Me resulta extraño sentir el ruido del calentador del agua, puede parecer simple pero los pequeños destellos son lo que llenan la vida y el ruido me hace recordar los tiempos en los que vivíamos todos. Tranquilizo a mi hija con palabras que suenan a verdad, con la escusa de un teléfono olvidado en el coche.
—Yo me voy a marchar.
—No hombre no, te vas a quedar aquí hasta que te recuperes, al menos la Nochebuena no la pasaremos solos los dos, el próximo año Dios dirá pero este nos comeremos el pavo juntos.
—Tú eres bueno.
—Egoísta, lo que soy es un viejo egoísta.
*
Parece mentira que haya pasado un año, el árbol, abandonado en el trastero luce de nuevo en la esquina de la casa.
Fátima se acerca a mí que permanezco con los ojos cerrados y pone una manta sobre mi cuerpo al mismo tiempo que le ordena a su hijo que permanezca en silencio para respetar mi sueño.
—Te hemos despertado…—me dice cuando abro los ojos.
—No, ni Fátima ni tu ni Hamed me habéis despertado.

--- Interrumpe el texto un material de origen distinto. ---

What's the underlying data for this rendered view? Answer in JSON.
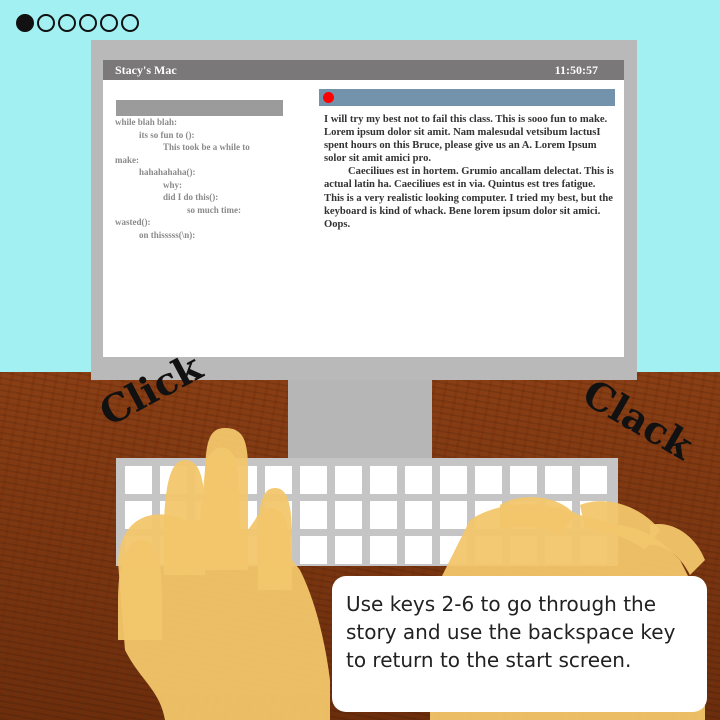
{
  "progress": {
    "total": 6,
    "current": 1
  },
  "monitor": {
    "title": "Stacy's Mac",
    "clock": "11:50:57",
    "code_lines": [
      {
        "text": "while blah blah:",
        "indent": 0
      },
      {
        "text": "its so fun to ():",
        "indent": 1
      },
      {
        "text": "This took be a while to",
        "indent": 2
      },
      {
        "text": "make:",
        "indent": 0
      },
      {
        "text": "hahahahaha():",
        "indent": 1
      },
      {
        "text": "why:",
        "indent": 2
      },
      {
        "text": "did I do this():",
        "indent": 2
      },
      {
        "text": "so much time:",
        "indent": 3
      },
      {
        "text": "wasted():",
        "indent": 0
      },
      {
        "text": "on thisssss(\\n):",
        "indent": 1
      }
    ],
    "document": {
      "paragraph_1": "I will  try my best not to fail this class. This is sooo fun to make. Lorem ipsum dolor sit amit. Nam malesudal vetsibum lactusI spent hours on this Bruce, please give us an A. Lorem Ipsum solor sit amit amici pro.",
      "paragraph_2": "Caeciliues est in hortem. Grumio ancallam delectat. This is actual latin ha. Caeciliues est in via. Quintus est tres fatigue. This is a very realistic looking computer. I tried my best, but the keyboard is kind of whack. Bene lorem ipsum dolor sit amici. Oops."
    }
  },
  "sound_effects": {
    "left": "Click",
    "right": "Clack"
  },
  "instructions": "Use keys 2-6 to go through the story and use the backspace key to return to the start screen.",
  "colors": {
    "sky": "#a2f0f2",
    "desk": "#7a3510",
    "skin": "#f2c66b",
    "record": "#ff0000"
  }
}
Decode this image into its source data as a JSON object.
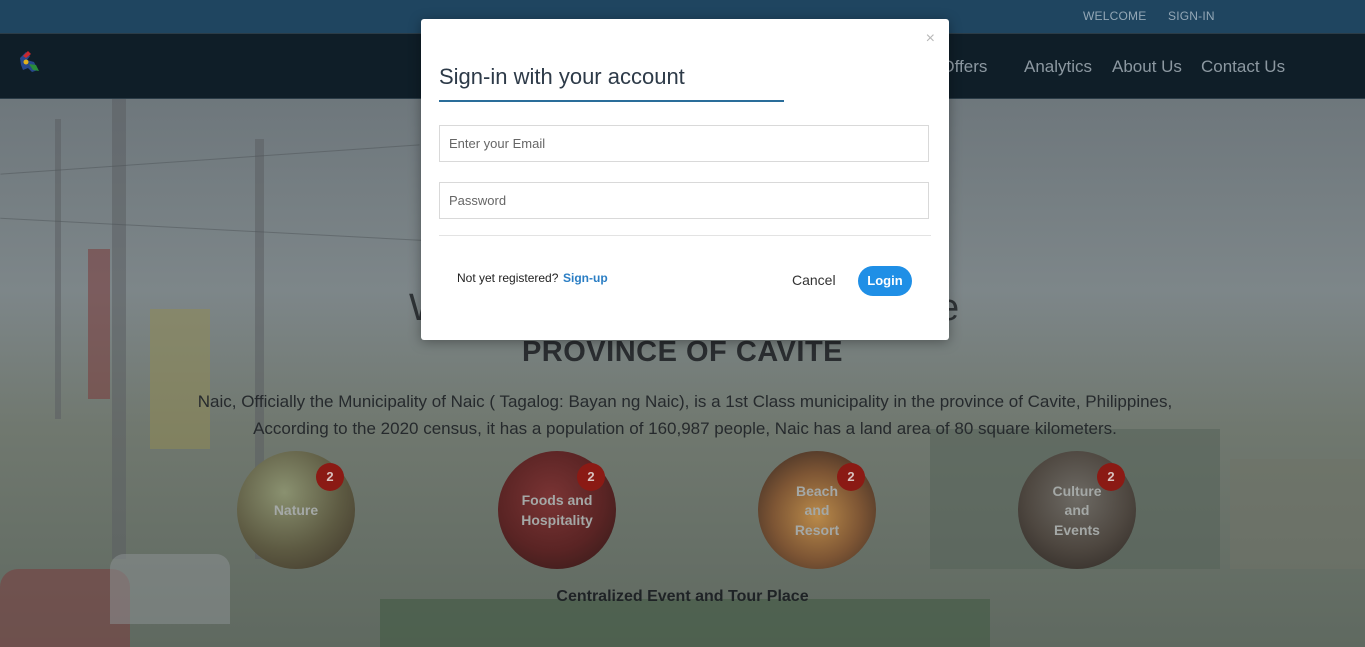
{
  "topbar": {
    "welcome_label": "WELCOME",
    "signin_label": "SIGN-IN"
  },
  "navbar": {
    "items": [
      {
        "label": "r Offers"
      },
      {
        "label": "Analytics"
      },
      {
        "label": "About Us"
      },
      {
        "label": "Contact Us"
      }
    ]
  },
  "hero": {
    "title_left": "W",
    "title_right": "e",
    "subtitle": "PROVINCE OF CAVITE",
    "description_line1": "Naic, Officially the Municipality of Naic ( Tagalog: Bayan ng Naic), is a 1st Class municipality in the province of Cavite, Philippines,",
    "description_line2": "According to the 2020 census, it has a population of 160,987 people, Naic has a land area of 80 square kilometers.",
    "tagline": "Centralized Event and Tour Place"
  },
  "categories": [
    {
      "lines": [
        "Nature"
      ],
      "count": "2"
    },
    {
      "lines": [
        "Foods and",
        "Hospitality"
      ],
      "count": "2"
    },
    {
      "lines": [
        "Beach",
        "and",
        "Resort"
      ],
      "count": "2"
    },
    {
      "lines": [
        "Culture",
        "and",
        "Events"
      ],
      "count": "2"
    }
  ],
  "modal": {
    "close_symbol": "×",
    "title": "Sign-in with your account",
    "email_placeholder": "Enter your Email",
    "password_placeholder": "Password",
    "register_prompt": "Not yet registered?",
    "signup_label": "Sign-up",
    "cancel_label": "Cancel",
    "login_label": "Login"
  },
  "colors": {
    "topbar": "#1f4560",
    "navbar": "#0f1e28",
    "login_button": "#1f8fe6",
    "title_rule": "#2a6d9a",
    "badge": "#8b1a14"
  }
}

—¿Quieres algo? —me dice cogiendo mi mano.
—Que adornes el árbol…—le respondo— antes de que regrese Mohamed y quiera hacerlo él, ya sabes lo patoso que es…—le digo sonriendo.
—Sí que es verdad… lo adornaré antes que regrese.
El niño se ha acercado a mí subiéndose a mis piernas hojeando el libro que tengo.
—Hamed deja en paz…
—Déjalo mujer a mi no me molesta.

*

Espero a mi hija, a mi nieta y a su marido para que pasen estas Navidades, ella sabe de la historia de Mohamed, de la de él y de la de su familia que trajo con un contrato de trabajo firmado por mí, la conoce y como me sucede a mi están agradecidos de que vivan conmigo y me cuiden, de que se hayan convertido en la prolongación de mi familia…la que esta Nochebuena compartirá nuestra mesa.